Character n-gram models have been used effectively for this task.
In the assignment you will build character n-gram models of a
variety of texts based on a relatively large corpus. You will
then apply the n-gram models to perform language ID by determining
which language model provides a better fit to a new test text.
Tools:
Building a simple n-gram model - without sophisticated smoothing - is
fairly straightforward, and you are welcome to do so in this assignment
if you wish. Alternatively, techstaff has installed the Cambridge
Statistical Language Modeling toolkit that builds and evaluates
language models. The documentation for the toolkit is available
on-line at Cambridge's website. The programs are located in
Data:
Since you will be training and testing language models, you will need
some texts in different languages. The data is available on the
course website.
/opt/CMU-Cam-Toolkit/default/
Step 1: Model training
Compute character bigram, trigram, and quadigram language models
for each of the large language samples.
Step 2: Language ID: MLE
For each of the test samples, and each of the language models,
determine the most likely language to have produced the test sample.

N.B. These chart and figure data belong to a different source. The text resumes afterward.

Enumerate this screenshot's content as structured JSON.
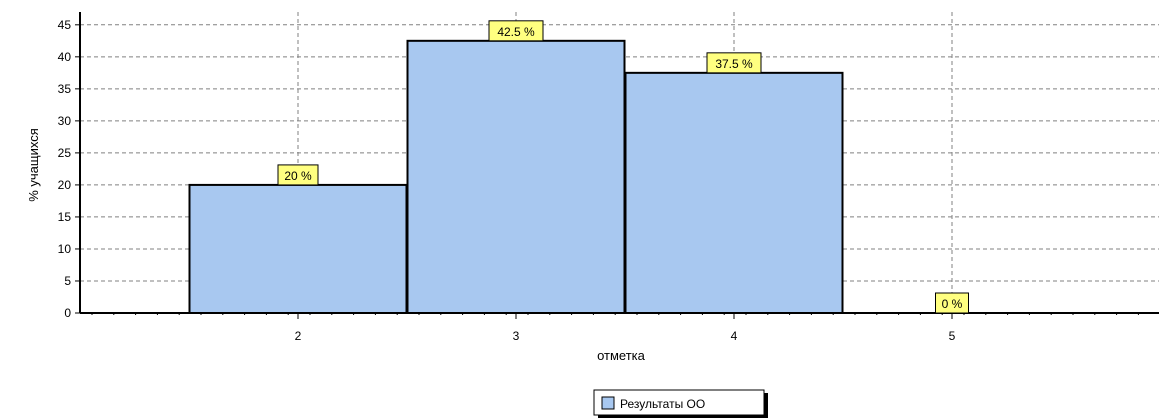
{
  "chart_data": {
    "type": "bar",
    "categories": [
      "2",
      "3",
      "4",
      "5"
    ],
    "series": [
      {
        "name": "Результаты ОО",
        "values": [
          20,
          42.5,
          37.5,
          0
        ],
        "color": "#a8c8f0"
      }
    ],
    "data_labels": [
      "20 %",
      "42.5 %",
      "37.5 %",
      "0 %"
    ],
    "xlabel": "отметка",
    "ylabel": "% учащихся",
    "ylim": [
      0,
      47
    ],
    "yticks": [
      0,
      5,
      10,
      15,
      20,
      25,
      30,
      35,
      40,
      45
    ],
    "grid": true,
    "legend_position": "bottom",
    "label_background": "#ffff80"
  }
}
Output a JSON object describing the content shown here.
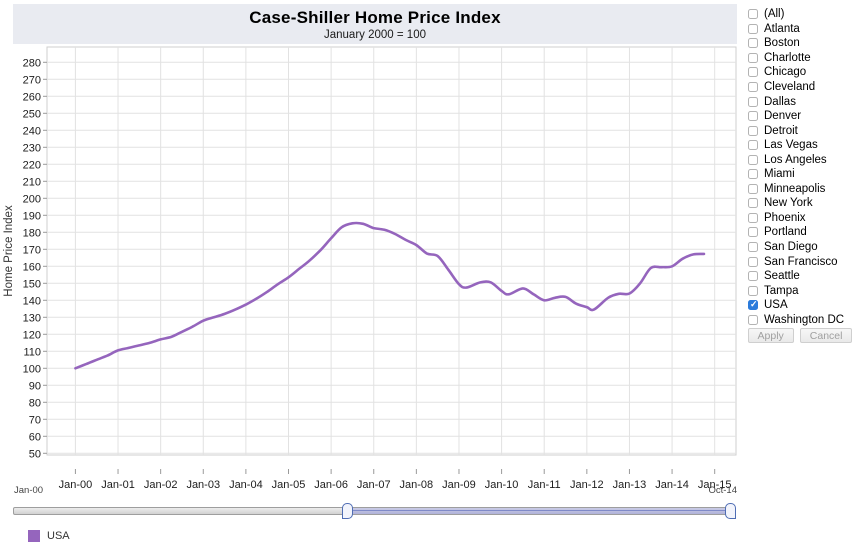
{
  "header": {
    "title": "Case-Shiller Home Price Index",
    "subtitle": "January 2000 = 100"
  },
  "chart_data": {
    "type": "line",
    "title": "Case-Shiller Home Price Index",
    "subtitle": "January 2000 = 100",
    "xlabel": "",
    "ylabel": "Home Price Index",
    "grid": true,
    "legend_position": "bottom-left",
    "y_ticks": [
      50,
      60,
      70,
      80,
      90,
      100,
      110,
      120,
      130,
      140,
      150,
      160,
      170,
      180,
      190,
      200,
      210,
      220,
      230,
      240,
      250,
      260,
      270,
      280
    ],
    "ylim": [
      49,
      289
    ],
    "x_tick_labels": [
      "Jan-00",
      "Jan-01",
      "Jan-02",
      "Jan-03",
      "Jan-04",
      "Jan-05",
      "Jan-06",
      "Jan-07",
      "Jan-08",
      "Jan-09",
      "Jan-10",
      "Jan-11",
      "Jan-12",
      "Jan-13",
      "Jan-14",
      "Jan-15"
    ],
    "xlim_months": [
      -8,
      186
    ],
    "series": [
      {
        "name": "USA",
        "color": "#9565bd",
        "points_month_value": [
          [
            0,
            100
          ],
          [
            3,
            102.5
          ],
          [
            6,
            105
          ],
          [
            9,
            107.5
          ],
          [
            12,
            110.5
          ],
          [
            15,
            112
          ],
          [
            18,
            113.5
          ],
          [
            21,
            115
          ],
          [
            24,
            117
          ],
          [
            27,
            118.5
          ],
          [
            30,
            121.5
          ],
          [
            33,
            124.5
          ],
          [
            36,
            128
          ],
          [
            39,
            130
          ],
          [
            42,
            132
          ],
          [
            45,
            134.5
          ],
          [
            48,
            137.5
          ],
          [
            51,
            141
          ],
          [
            54,
            145
          ],
          [
            57,
            149.5
          ],
          [
            60,
            153.5
          ],
          [
            63,
            158.5
          ],
          [
            66,
            163.5
          ],
          [
            69,
            169.5
          ],
          [
            72,
            176.5
          ],
          [
            75,
            183
          ],
          [
            78,
            185.3
          ],
          [
            81,
            185
          ],
          [
            84,
            182.5
          ],
          [
            87,
            181.5
          ],
          [
            90,
            179
          ],
          [
            93,
            175.5
          ],
          [
            96,
            172.5
          ],
          [
            99,
            167.5
          ],
          [
            102,
            166
          ],
          [
            105,
            158
          ],
          [
            108,
            149.5
          ],
          [
            110,
            147.5
          ],
          [
            114,
            150.5
          ],
          [
            117,
            150.5
          ],
          [
            120,
            145.5
          ],
          [
            122,
            143.5
          ],
          [
            126,
            147
          ],
          [
            129,
            143.5
          ],
          [
            132,
            140
          ],
          [
            135,
            141.5
          ],
          [
            138,
            142
          ],
          [
            141,
            138
          ],
          [
            144,
            136
          ],
          [
            146,
            134.5
          ],
          [
            150,
            141.5
          ],
          [
            153,
            143.8
          ],
          [
            156,
            144
          ],
          [
            159,
            150
          ],
          [
            162,
            159
          ],
          [
            165,
            159.5
          ],
          [
            168,
            160
          ],
          [
            171,
            164.5
          ],
          [
            174,
            167
          ],
          [
            177,
            167.3
          ]
        ]
      }
    ]
  },
  "filter_panel": {
    "items": [
      {
        "label": "(All)",
        "checked": false
      },
      {
        "label": "Atlanta",
        "checked": false
      },
      {
        "label": "Boston",
        "checked": false
      },
      {
        "label": "Charlotte",
        "checked": false
      },
      {
        "label": "Chicago",
        "checked": false
      },
      {
        "label": "Cleveland",
        "checked": false
      },
      {
        "label": "Dallas",
        "checked": false
      },
      {
        "label": "Denver",
        "checked": false
      },
      {
        "label": "Detroit",
        "checked": false
      },
      {
        "label": "Las Vegas",
        "checked": false
      },
      {
        "label": "Los Angeles",
        "checked": false
      },
      {
        "label": "Miami",
        "checked": false
      },
      {
        "label": "Minneapolis",
        "checked": false
      },
      {
        "label": "New York",
        "checked": false
      },
      {
        "label": "Phoenix",
        "checked": false
      },
      {
        "label": "Portland",
        "checked": false
      },
      {
        "label": "San Diego",
        "checked": false
      },
      {
        "label": "San Francisco",
        "checked": false
      },
      {
        "label": "Seattle",
        "checked": false
      },
      {
        "label": "Tampa",
        "checked": false
      },
      {
        "label": "USA",
        "checked": true
      },
      {
        "label": "Washington DC",
        "checked": false
      }
    ],
    "apply_label": "Apply",
    "cancel_label": "Cancel"
  },
  "range_slider": {
    "start_label": "Jan-00",
    "end_label": "Oct-14"
  },
  "legend": {
    "label": "USA",
    "color": "#9565bd"
  },
  "colors": {
    "line": "#9565bd",
    "checked_checkbox": "#2b7bdb",
    "header_background": "#e9ebf1",
    "gridline": "#e2e2e2",
    "axis": "#c9c9c9"
  }
}
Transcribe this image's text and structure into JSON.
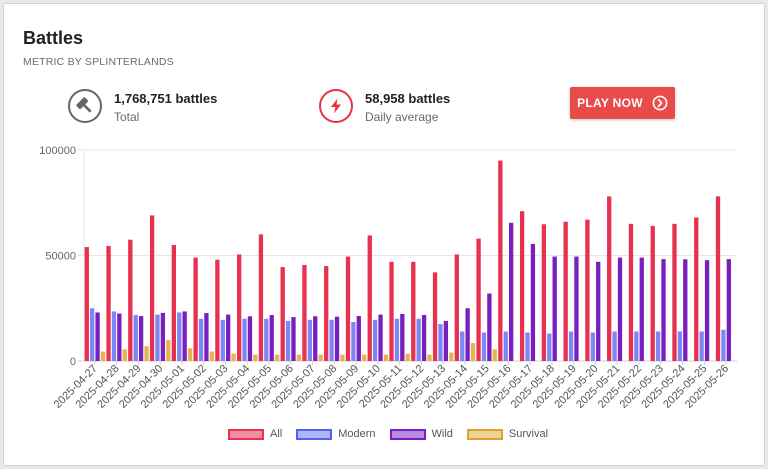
{
  "card": {
    "title": "Battles",
    "subtitle": "METRIC BY SPLINTERLANDS"
  },
  "stats": {
    "total": {
      "value": "1,768,751 battles",
      "label": "Total",
      "icon": "gavel-icon"
    },
    "average": {
      "value": "58,958 battles",
      "label": "Daily average",
      "icon": "lightning-icon"
    }
  },
  "play_button": {
    "label": "PLAY NOW",
    "icon": "chevron-right-circle-icon"
  },
  "colors": {
    "all": "#e8304f",
    "modern": "#7c86f4",
    "wild": "#7a1fbf",
    "survival": "#e6b350",
    "button": "#e94b4b"
  },
  "chart_data": {
    "type": "bar",
    "title": "Battles",
    "xlabel": "",
    "ylabel": "",
    "ylim": [
      0,
      100000
    ],
    "yticks": [
      "0",
      "50000",
      "100000"
    ],
    "grid": true,
    "legend_position": "bottom",
    "categories": [
      "2025-04-27",
      "2025-04-28",
      "2025-04-29",
      "2025-04-30",
      "2025-05-01",
      "2025-05-02",
      "2025-05-03",
      "2025-05-04",
      "2025-05-05",
      "2025-05-06",
      "2025-05-07",
      "2025-05-08",
      "2025-05-09",
      "2025-05-10",
      "2025-05-11",
      "2025-05-12",
      "2025-05-13",
      "2025-05-14",
      "2025-05-15",
      "2025-05-16",
      "2025-05-17",
      "2025-05-18",
      "2025-05-19",
      "2025-05-20",
      "2025-05-21",
      "2025-05-22",
      "2025-05-23",
      "2025-05-24",
      "2025-05-25",
      "2025-05-26"
    ],
    "series": [
      {
        "name": "All",
        "values": [
          54000,
          54500,
          57500,
          69000,
          55000,
          49000,
          48000,
          50500,
          60000,
          44500,
          45500,
          45000,
          49500,
          59500,
          47000,
          47000,
          42000,
          50500,
          58000,
          95000,
          71000,
          64800,
          66000,
          67000,
          78000,
          65000,
          64000,
          65000,
          68000,
          78000
        ]
      },
      {
        "name": "Modern",
        "values": [
          25000,
          23500,
          21800,
          22000,
          23000,
          20000,
          19500,
          20000,
          20000,
          19000,
          19500,
          19500,
          18500,
          19500,
          20000,
          20000,
          17500,
          14000,
          13500,
          14000,
          13500,
          13000,
          14000,
          13500,
          14000,
          14000,
          14000,
          14000,
          14000,
          14800
        ]
      },
      {
        "name": "Wild",
        "values": [
          23000,
          22500,
          21300,
          22800,
          23500,
          22700,
          22000,
          21200,
          21800,
          20800,
          21200,
          21000,
          21300,
          22000,
          22300,
          21800,
          19000,
          25000,
          32000,
          65500,
          55500,
          49500,
          49500,
          47000,
          49000,
          49000,
          48300,
          48200,
          47800,
          48300
        ]
      },
      {
        "name": "Survival",
        "values": [
          4500,
          5500,
          7000,
          10000,
          6000,
          4500,
          3500,
          3000,
          3000,
          3000,
          3000,
          3000,
          3000,
          3000,
          3500,
          3000,
          4000,
          8500,
          5500,
          0,
          0,
          0,
          0,
          0,
          0,
          0,
          0,
          0,
          0,
          0
        ]
      }
    ]
  }
}
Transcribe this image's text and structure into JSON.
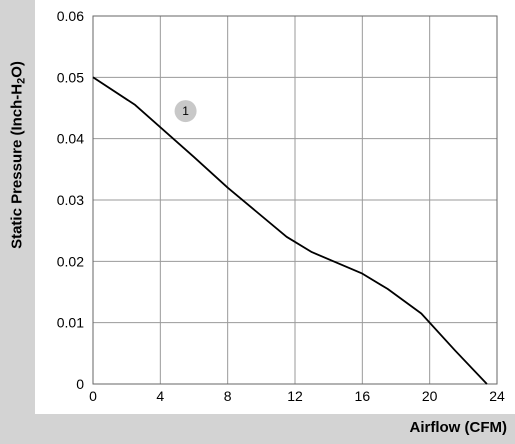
{
  "chart_data": {
    "type": "line",
    "title": "",
    "xlabel": "Airflow (CFM)",
    "ylabel": "Static Pressure (Inch-H2O)",
    "xlim": [
      0,
      24
    ],
    "ylim": [
      0,
      0.06
    ],
    "xticks": [
      0,
      4,
      8,
      12,
      16,
      20,
      24
    ],
    "xtick_labels": [
      "0",
      "4",
      "8",
      "12",
      "16",
      "20",
      "24"
    ],
    "yticks": [
      0,
      0.01,
      0.02,
      0.03,
      0.04,
      0.05,
      0.06
    ],
    "ytick_labels": [
      "0",
      "0.01",
      "0.02",
      "0.03",
      "0.04",
      "0.05",
      "0.06"
    ],
    "grid": true,
    "series": [
      {
        "name": "",
        "color": "#000000",
        "x": [
          0,
          2.5,
          6,
          8,
          11.5,
          13,
          16,
          17.5,
          19.5,
          21.5,
          23.4
        ],
        "y": [
          0.05,
          0.0455,
          0.037,
          0.032,
          0.024,
          0.0215,
          0.018,
          0.0155,
          0.0115,
          0.0055,
          0
        ]
      }
    ],
    "annotations": [
      {
        "text": "1",
        "x": 5.5,
        "y": 0.0445
      }
    ]
  }
}
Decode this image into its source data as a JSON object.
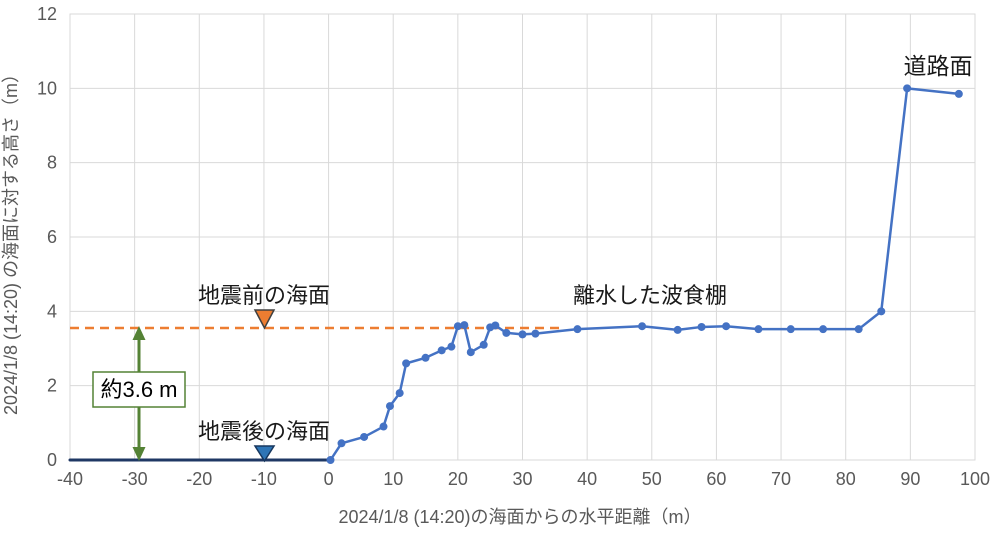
{
  "chart_data": {
    "type": "line",
    "title": "",
    "xlabel": "2024/1/8 (14:20)の海面からの水平距離（m）",
    "ylabel": "2024/1/8 (14:20) の海面に対する高さ（m）",
    "xlim": [
      -40,
      100
    ],
    "ylim": [
      0,
      12
    ],
    "x_ticks": [
      -40,
      -30,
      -20,
      -10,
      0,
      10,
      20,
      30,
      40,
      50,
      60,
      70,
      80,
      90,
      100
    ],
    "y_ticks": [
      0,
      2,
      4,
      6,
      8,
      10,
      12
    ],
    "grid": true,
    "legend": "none",
    "series": [
      {
        "id": "post-quake-sea-surface",
        "color": "#1F3864",
        "markers": false,
        "line_width": 3,
        "points": [
          [
            -40,
            0
          ],
          [
            0.3,
            0
          ]
        ]
      },
      {
        "id": "terrain-profile",
        "color": "#4472C4",
        "markers": true,
        "line_width": 2.5,
        "points": [
          [
            0.3,
            0
          ],
          [
            2,
            0.45
          ],
          [
            5.5,
            0.62
          ],
          [
            8.5,
            0.9
          ],
          [
            9.5,
            1.45
          ],
          [
            11,
            1.8
          ],
          [
            12,
            2.6
          ],
          [
            15,
            2.75
          ],
          [
            17.5,
            2.95
          ],
          [
            19,
            3.05
          ],
          [
            20,
            3.6
          ],
          [
            21,
            3.63
          ],
          [
            22,
            2.9
          ],
          [
            24,
            3.1
          ],
          [
            25,
            3.57
          ],
          [
            25.8,
            3.62
          ],
          [
            27.5,
            3.42
          ],
          [
            30,
            3.38
          ],
          [
            32,
            3.4
          ],
          [
            38.5,
            3.52
          ],
          [
            48.5,
            3.6
          ],
          [
            54,
            3.5
          ],
          [
            57.7,
            3.58
          ],
          [
            61.5,
            3.6
          ],
          [
            66.5,
            3.52
          ],
          [
            71.5,
            3.52
          ],
          [
            76.5,
            3.52
          ],
          [
            82,
            3.52
          ],
          [
            85.5,
            4.0
          ],
          [
            89.5,
            10.0
          ],
          [
            97.5,
            9.85
          ]
        ]
      }
    ],
    "reference_line": {
      "id": "pre-quake-sea-level",
      "y": 3.55,
      "x_start": -40,
      "x_end": 36,
      "style": "dashed",
      "color": "#ED7D31"
    },
    "annotations": {
      "pre_quake_sea": "地震前の海面",
      "post_quake_sea": "地震後の海面",
      "wave_cut_bench": "離水した波食棚",
      "road_surface": "道路面",
      "uplift_amount": "約3.6 m"
    }
  },
  "colors": {
    "background": "#FFFFFF",
    "grid": "#D9D9D9",
    "tick_text": "#595959",
    "axis_title_text": "#595959",
    "annotation_text": "#1A1A1A",
    "uplift_arrow": "#548235",
    "uplift_box_border": "#548235",
    "uplift_box_fill": "#FFFFFF",
    "pre_quake_triangle": "#ED7D31",
    "pre_quake_triangle_border": "#404040",
    "post_quake_triangle": "#2E75B6",
    "post_quake_triangle_border": "#17375E"
  }
}
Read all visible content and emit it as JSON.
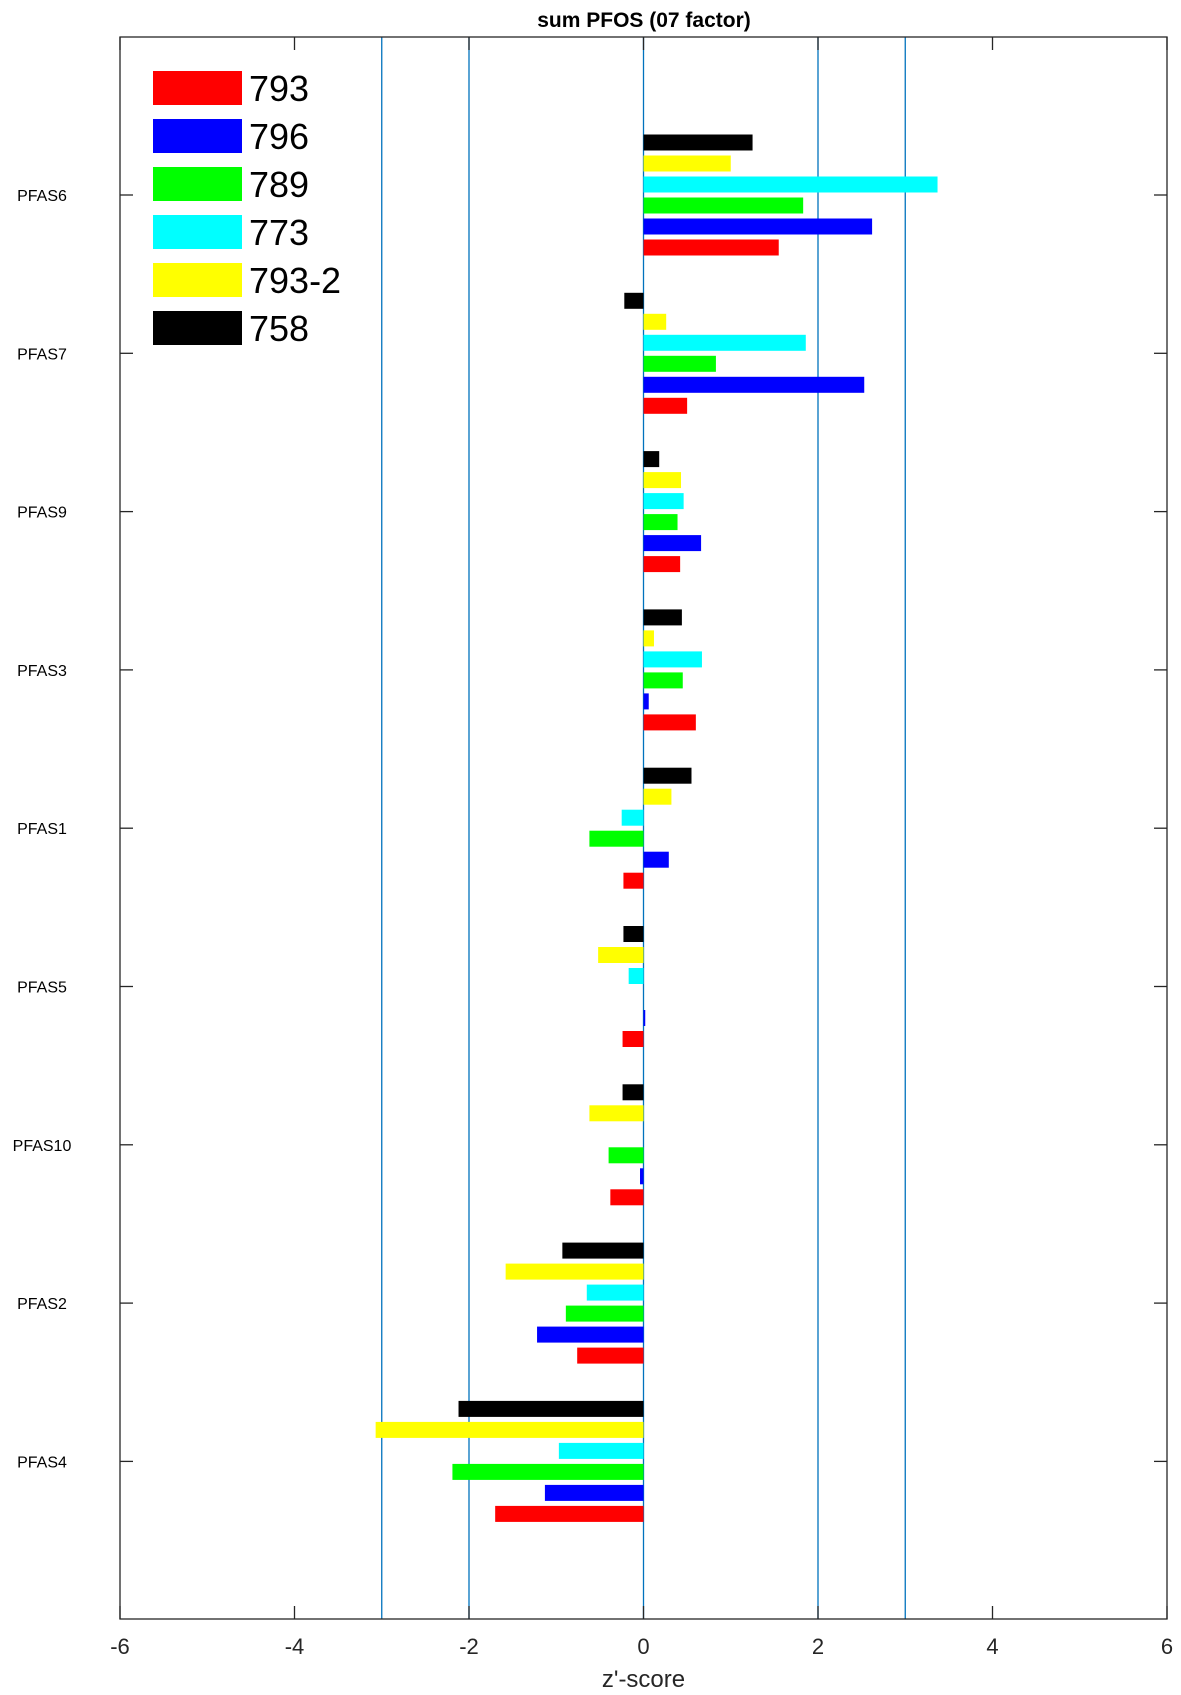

Simply compute the maximum likelihood estimate, that is P(sample|model).
(You may also compute the (-) logprob to avoid underflow problems.)
A maximum likelihood estimate (MLE) of probability is computed by
taking the raw count and dividing by the total, so for a general
N-gram model the relevant maximum likelihood estimates are:
(1) P(w[n-N+1],...,w[n-1],n) = Count(w[n-N+1],...,w[n-1],w[n])/Total
(2) P(w[n-N+1],...,w[n-1]) = Count(w[n-N+1],...,w[n-1])/Total
What we want is the conditional probability
P(w[n-N+1],...,w[n-1],n)
(3) P(w[n] | w[n-N+1],...,w[n-1]) = -------------------------
P(w[n-N+1],...,w[n-1])
Substituting (1) and (2) into the numerator and denominator of (3),
the Total in the numerator and denominator cancel out, so we get the
general formula for the MLE of probability in an N-gram model:
Count(w[n-N+1],...,w[n-1],w[n])
(4) P(w[n] | w[n-N+1],...,w[n-1]) = ---------------------------------
Count(w[n-N+1],...,w[n-1])
Report your results. What do you observe?
Step 3: Language ID: perplexity
Using the SLM TK, perform language ID using the evallm
function, your earlier language models, and the test samples.
Compare your results to those derived from the MLE assignment.